Root Cause Analysis
Go past the symptom to the underlying cause so a problem stays fixed.
Restarting a service stops the bleeding, but if you don’t find why it failed, it will happen again. Root cause analysis (RCA) digs past the symptom to the systemic cause and the fix that prevents recurrence.
A simple, powerful technique is the 5 Whys: ask “why?” repeatedly until you reach something fixable in the system, not a person.
- Symptom: the site went down
- Why? The server ran out of disk
- Why? Logs filled the disk
- Why? Log rotation wasn’t configured
- Why? It wasn’t in the provisioning template → fix the template
Incident: API latency spiked to 10s for 30 minutes.
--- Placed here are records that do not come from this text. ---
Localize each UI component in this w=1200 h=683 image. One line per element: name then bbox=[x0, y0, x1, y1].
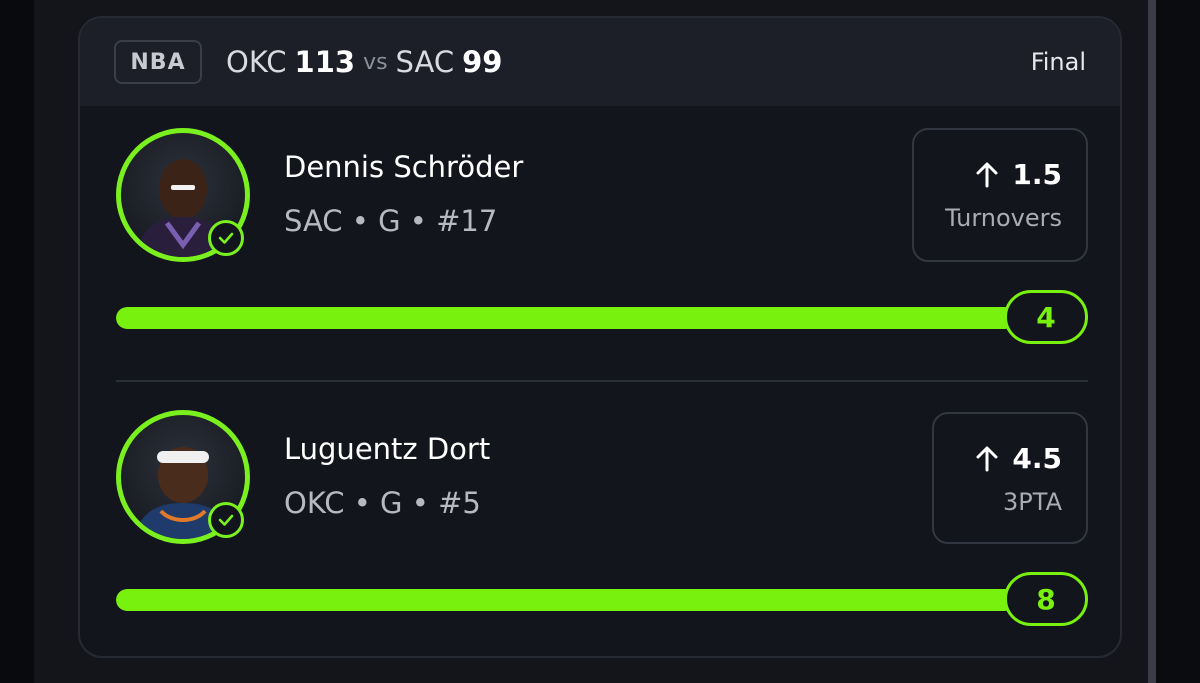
league-badge: NBA bbox=[114, 40, 202, 84]
player-meta: OKC • G • #5 bbox=[284, 486, 481, 520]
result-value: 8 bbox=[1004, 572, 1088, 626]
progress-bar bbox=[116, 589, 1016, 611]
prop-stat-label: Turnovers bbox=[945, 204, 1062, 232]
progress-bar bbox=[116, 307, 1016, 329]
scrollbar[interactable] bbox=[1148, 0, 1156, 683]
prop-line: 1.5 bbox=[972, 158, 1062, 191]
player-meta: SAC • G • #17 bbox=[284, 204, 498, 238]
player-row[interactable]: Luguentz Dort OKC • G • #5 4.5 3PTA 8 bbox=[80, 410, 1120, 650]
background-right bbox=[1156, 0, 1200, 683]
vs-label: vs bbox=[363, 49, 388, 75]
checkmark-icon bbox=[208, 502, 244, 538]
game-header: NBA OKC 113 vs SAC 99 Final bbox=[80, 18, 1120, 106]
result-value: 4 bbox=[1004, 290, 1088, 344]
progress-fill bbox=[116, 307, 1016, 329]
player-name: Luguentz Dort bbox=[284, 432, 491, 466]
prop-line: 4.5 bbox=[972, 442, 1062, 475]
matchup: OKC 113 vs SAC 99 bbox=[226, 40, 502, 84]
prop-line-value: 4.5 bbox=[1012, 442, 1062, 475]
background-left bbox=[0, 0, 34, 683]
game-status: Final bbox=[1030, 48, 1086, 76]
player-name: Dennis Schröder bbox=[284, 150, 524, 184]
prop-line-box: 4.5 3PTA bbox=[932, 412, 1088, 544]
arrow-up-icon bbox=[976, 162, 998, 187]
arrow-up-icon bbox=[976, 446, 998, 471]
player-row[interactable]: Dennis Schröder SAC • G • #17 1.5 Turnov… bbox=[80, 128, 1120, 368]
team-a-score: 113 bbox=[294, 45, 356, 79]
progress-fill bbox=[116, 589, 1016, 611]
divider bbox=[116, 380, 1088, 382]
prop-stat-label: 3PTA bbox=[1003, 488, 1062, 516]
team-a-name: OKC bbox=[226, 45, 287, 79]
game-card[interactable]: NBA OKC 113 vs SAC 99 Final Dennis Schrö… bbox=[78, 16, 1122, 658]
team-b-name: SAC bbox=[395, 45, 455, 79]
team-b-score: 99 bbox=[462, 45, 503, 79]
checkmark-icon bbox=[208, 220, 244, 256]
prop-line-box: 1.5 Turnovers bbox=[912, 128, 1088, 262]
prop-line-value: 1.5 bbox=[1012, 158, 1062, 191]
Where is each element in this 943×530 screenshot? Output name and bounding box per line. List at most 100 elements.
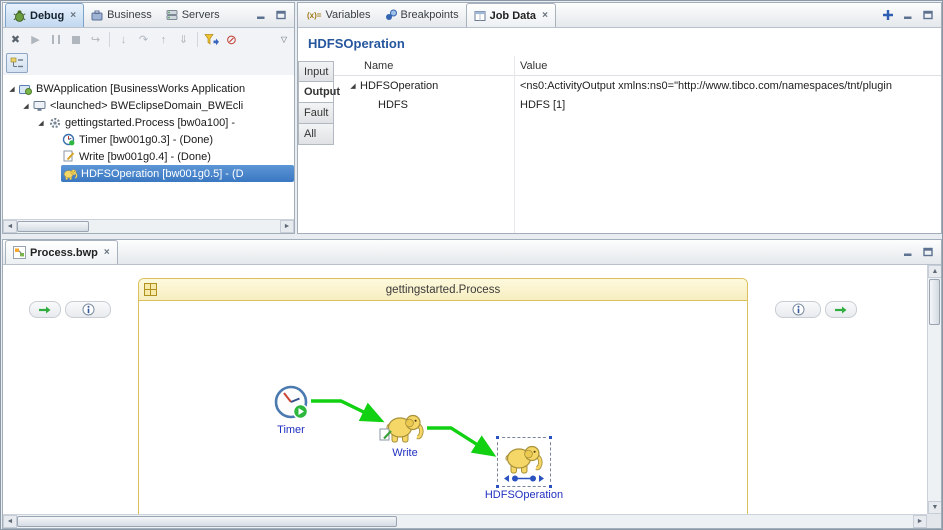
maximize-view-button[interactable] <box>920 8 936 23</box>
scroll-left-icon[interactable]: ◄ <box>3 515 17 528</box>
debug-view-layout-button[interactable] <box>6 53 28 73</box>
tab-job-data[interactable]: Job Data × <box>466 3 556 27</box>
job-data-table: Name Value ◢ HDFSOperation <ns0:Activity… <box>334 56 941 233</box>
canvas-horizontal-scrollbar: ◄ ► <box>3 514 927 528</box>
tab-process-bwp[interactable]: Process.bwp × <box>5 240 118 264</box>
tree-item-launched[interactable]: ◢ <launched> BWEclipseDomain_BWEcli <box>3 97 294 114</box>
tree-item-hdfsoperation[interactable]: HDFSOperation [bw001g0.5] - (D <box>3 165 294 182</box>
process-gear-icon <box>47 116 62 130</box>
collapse-right-button[interactable] <box>825 301 857 318</box>
servers-icon <box>166 9 178 21</box>
process-title: gettingstarted.Process <box>386 284 500 296</box>
minimize-view-button[interactable] <box>900 8 916 23</box>
tree-item-bwapplication[interactable]: ◢ BWApplication [BusinessWorks Applicati… <box>3 80 294 97</box>
info-icon <box>82 303 95 316</box>
scrollbar-thumb[interactable] <box>929 279 940 325</box>
activity-timer[interactable] <box>273 384 309 423</box>
expand-toggle-icon[interactable]: ◢ <box>6 85 18 93</box>
expand-toggle-icon[interactable]: ◢ <box>346 82 360 90</box>
scroll-left-icon[interactable]: ◄ <box>3 220 17 233</box>
tab-input[interactable]: Input <box>298 61 334 82</box>
activity-label: HDFSOperation <box>474 489 574 501</box>
tree-item-label: gettingstarted.Process [bw0a100] - <box>65 117 235 129</box>
row-name: HDFS <box>378 99 408 111</box>
close-icon[interactable]: × <box>542 11 548 21</box>
remove-all-terminated-icon[interactable]: ✖ <box>6 30 25 49</box>
tab-business[interactable]: Business <box>84 3 159 27</box>
minimize-view-button[interactable] <box>253 8 269 23</box>
info-right-button[interactable] <box>775 301 821 318</box>
timer-icon <box>273 384 309 420</box>
step-into-icon[interactable]: ↓ <box>114 30 133 49</box>
selection-handle[interactable] <box>548 435 553 440</box>
tree-item-write[interactable]: Write [bw001g0.4] - (Done) <box>3 148 294 165</box>
job-data-icon <box>474 10 486 22</box>
step-return-icon[interactable]: ↑ <box>154 30 173 49</box>
scroll-right-icon[interactable]: ► <box>280 220 294 233</box>
step-filters-icon[interactable] <box>202 30 221 49</box>
scrollbar-track[interactable] <box>397 515 913 528</box>
process-file-icon <box>13 246 26 259</box>
minimize-view-button[interactable] <box>900 245 916 260</box>
terminate-all-icon[interactable]: ⊘ <box>222 30 241 49</box>
terminate-icon[interactable] <box>66 30 85 49</box>
close-icon[interactable]: × <box>104 248 110 258</box>
process-scope-container[interactable]: gettingstarted.Process <box>138 278 748 528</box>
process-editor-panel: Process.bwp × gettingstarted.Process <box>2 239 942 529</box>
close-icon[interactable]: × <box>70 11 76 21</box>
process-canvas[interactable]: gettingstarted.Process <box>3 265 941 528</box>
direction-tabs: Input Output Fault All <box>298 61 334 145</box>
disconnect-icon[interactable]: ↪ <box>86 30 105 49</box>
tab-breakpoints[interactable]: Breakpoints <box>378 3 466 27</box>
resume-icon[interactable]: ▶ <box>26 30 45 49</box>
activity-label: Timer <box>261 424 321 436</box>
expand-toggle-icon[interactable]: ◢ <box>35 119 47 127</box>
tab-fault[interactable]: Fault <box>298 103 334 124</box>
activity-hdfsoperation[interactable] <box>504 442 544 477</box>
debug-launch-tree: ◢ BWApplication [BusinessWorks Applicati… <box>3 75 294 219</box>
scroll-right-icon[interactable]: ► <box>913 515 927 528</box>
tab-label: Breakpoints <box>401 9 459 21</box>
tree-item-label: Write [bw001g0.4] - (Done) <box>79 151 211 163</box>
write-activity-icon <box>61 150 76 164</box>
timer-activity-icon <box>61 133 76 147</box>
tab-label: Debug <box>30 10 64 22</box>
suspend-icon[interactable] <box>46 30 65 49</box>
column-header-name[interactable]: Name <box>334 60 514 72</box>
canvas-vertical-scrollbar: ▲ ▼ <box>927 265 941 514</box>
scrollbar-track[interactable] <box>928 326 941 501</box>
activity-write[interactable] <box>385 411 425 446</box>
scrollbar-thumb[interactable] <box>17 516 397 527</box>
step-over-icon[interactable]: ↷ <box>134 30 153 49</box>
scrollbar-corner <box>927 514 941 528</box>
expand-toggle-icon[interactable]: ◢ <box>20 102 32 110</box>
view-menu-icon[interactable]: ▽ <box>277 35 291 44</box>
tab-all[interactable]: All <box>298 124 334 145</box>
table-row[interactable]: HDFS HDFS [1] <box>334 95 941 114</box>
connection-handle-icon[interactable] <box>504 473 544 484</box>
tab-variables[interactable]: (x)= Variables <box>300 3 378 27</box>
table-row[interactable]: ◢ HDFSOperation <ns0:ActivityOutput xmln… <box>334 76 941 95</box>
column-divider <box>514 56 515 233</box>
scroll-up-icon[interactable]: ▲ <box>928 265 941 278</box>
collapse-left-button[interactable] <box>29 301 61 318</box>
selection-handle[interactable] <box>495 435 500 440</box>
info-left-button[interactable] <box>65 301 111 318</box>
bw-application-icon <box>18 82 33 96</box>
process-scope-header[interactable]: gettingstarted.Process <box>139 279 747 301</box>
maximize-view-button[interactable] <box>920 245 936 260</box>
debug-view-panel: Debug × Business Servers ✖ ▶ ↪ ↓ <box>2 2 295 234</box>
drop-to-frame-icon[interactable]: ⇓ <box>174 30 193 49</box>
scroll-down-icon[interactable]: ▼ <box>928 501 941 514</box>
tree-item-timer[interactable]: Timer [bw001g0.3] - (Done) <box>3 131 294 148</box>
scrollbar-thumb[interactable] <box>17 221 89 232</box>
add-view-button[interactable] <box>880 8 896 23</box>
tab-debug[interactable]: Debug × <box>5 3 84 27</box>
tree-item-label: <launched> BWEclipseDomain_BWEcli <box>50 100 243 112</box>
tree-item-process[interactable]: ◢ gettingstarted.Process [bw0a100] - <box>3 114 294 131</box>
scrollbar-track[interactable] <box>89 220 280 233</box>
tab-servers[interactable]: Servers <box>159 3 227 27</box>
tab-output[interactable]: Output <box>298 82 334 103</box>
column-header-value[interactable]: Value <box>514 60 941 72</box>
maximize-view-button[interactable] <box>273 8 289 23</box>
Contributing factors (not just one "root"):
- A slow query was deployed (trigger)
- No query timeout existed (it could run unbounded)
- No alert fired on p99 latency (slow detection)
Action items:
- Add an index + statement timeout (prevent)
- Add a p99 latency SLO alert (detect faster)
- Add query review to the PR checklist (catch earlier) - Take a past incident and run the 5 Whys until you hit a systemic cause.
- For that incident, write three action items: prevent, detect, mitigate.
- Rewrite a “human error” conclusion as a systemic, blameless one.
- Explain why a single “root cause” is often really several contributing factors.
Cheat Sheet▾
| Concept | Meaning |
|---|---|
| Symptom vs cause | What you saw vs why it happened |
| 5 Whys | Ask “why” until systemic/fixable |
| Contributing factors | Usually several, not one |
| Blameless | Fix systems, not people |
| Action items | Prevent / detect / mitigate |
| Postmortem | Written record + follow-ups |
Common Interview Questions▾
What is root cause analysis?
A structured look past the immediate symptom to the underlying systemic cause, so the fix prevents recurrence rather than just restoring service.
What are the 5 Whys?
A technique of asking “why?” iteratively (about five times) to move from a surface symptom to a deeper, fixable cause in the system.
Why should postmortems be blameless?
Blame makes people hide information, which blocks learning. Assuming good intent surfaces the systemic gaps that actually need fixing and keeps reporting honest.